Ogni 14 febbraio è una giornata di orazione di ringraziamento e di festa. Da un lato, perché, in continuità con il 2 ottobre, quel giorno si è aperto un cammino di vera gioia cristiana per molte donne e, di conseguenza, per tutti; e, dall’altro lato, perché Dio continua a benedire la sua Chiesa attraverso i sacerdoti dell’Opera che, prestando a Cristo la loro voce e le loro mani, riempiono di santità tutti i cammini della terra. Nel diario del centro di Roma nel quale molte donne dell’Opus Dei vivevano vicino a san Josemaría, in un anniversario di quella data, si legge questa nota: «Oggi è per noi un grande giorno, felice, pieno di gioia. È un giorno nel quale si dovrebbero sciogliere tutte le campane di Roma, un giorno da passare interamente a rendere grazie a Dio.
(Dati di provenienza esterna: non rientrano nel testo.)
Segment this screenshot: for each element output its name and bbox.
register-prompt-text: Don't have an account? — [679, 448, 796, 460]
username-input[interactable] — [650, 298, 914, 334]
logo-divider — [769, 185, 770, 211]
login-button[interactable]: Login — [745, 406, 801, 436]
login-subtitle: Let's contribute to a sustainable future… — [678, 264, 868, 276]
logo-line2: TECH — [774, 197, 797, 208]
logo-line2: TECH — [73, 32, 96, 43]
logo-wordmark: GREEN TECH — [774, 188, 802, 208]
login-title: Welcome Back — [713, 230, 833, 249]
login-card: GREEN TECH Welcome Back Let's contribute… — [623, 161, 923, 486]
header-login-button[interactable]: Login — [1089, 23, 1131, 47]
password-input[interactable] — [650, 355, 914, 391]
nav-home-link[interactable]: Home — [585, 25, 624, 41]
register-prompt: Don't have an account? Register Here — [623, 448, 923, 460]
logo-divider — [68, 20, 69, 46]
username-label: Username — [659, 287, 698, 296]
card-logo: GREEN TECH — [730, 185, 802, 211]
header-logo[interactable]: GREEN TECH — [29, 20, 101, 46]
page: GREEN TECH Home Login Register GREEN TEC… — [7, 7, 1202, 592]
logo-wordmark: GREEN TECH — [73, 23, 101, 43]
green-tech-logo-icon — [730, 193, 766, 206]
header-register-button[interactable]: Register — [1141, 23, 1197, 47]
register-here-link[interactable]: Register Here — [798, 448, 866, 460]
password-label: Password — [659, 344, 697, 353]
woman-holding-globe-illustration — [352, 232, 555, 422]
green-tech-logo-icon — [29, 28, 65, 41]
Ed è anche un giorno da celebrare, perché è come se fosse l’onomastico o il compleanno di tutte»[12]. Questa gioia si estende a tutte le persone che si avvicinano al calore dell’Opera, con le quali possiamo rendere grazie, insieme a santa Maria, per tutti i doni che Dio ha regalato alla Chiesa.


[1] Beato Álvaro del Portillo, Lettera pastorale, 9-I-1980.

[2] San Josemaría, Appunti di una riunione familiare, 14-II-1958.

[3] Cfr. San Josemaría, Instrucción acerca del espíritu sobrenatural de la Obra de Dios, n. 15.

[4] Papa Francesco, Gaudete et exsultate, n. 173

[5] San Josemaría, Carta 32, n. 41.

[6] Mons. Fernando Ocáriz, “La vocazione all’Opus Dei come vocazione nella Chiesa”, in L’Opus Dei nella Chiesa, Piemme, Casale Monferrato, 1993.

[7] Lettera a san Josemaría, 4-VI-1958, in Lettere a un santo.

[8] San Paolo VI, Messaggio alle donne alla chiusura del Concilio Vaticano II, 8-XII-1965.

[9] Mons. Fernando Ocáriz, Messaggio, 5-II-2020.

[10] San Josemaría, Omelia, 14-II-1956.

[11] Mons. Fernando Ocáriz, Messaggio, 5-II-2020.

[12] Diario di Villa Sacchetti, 14-II-1950.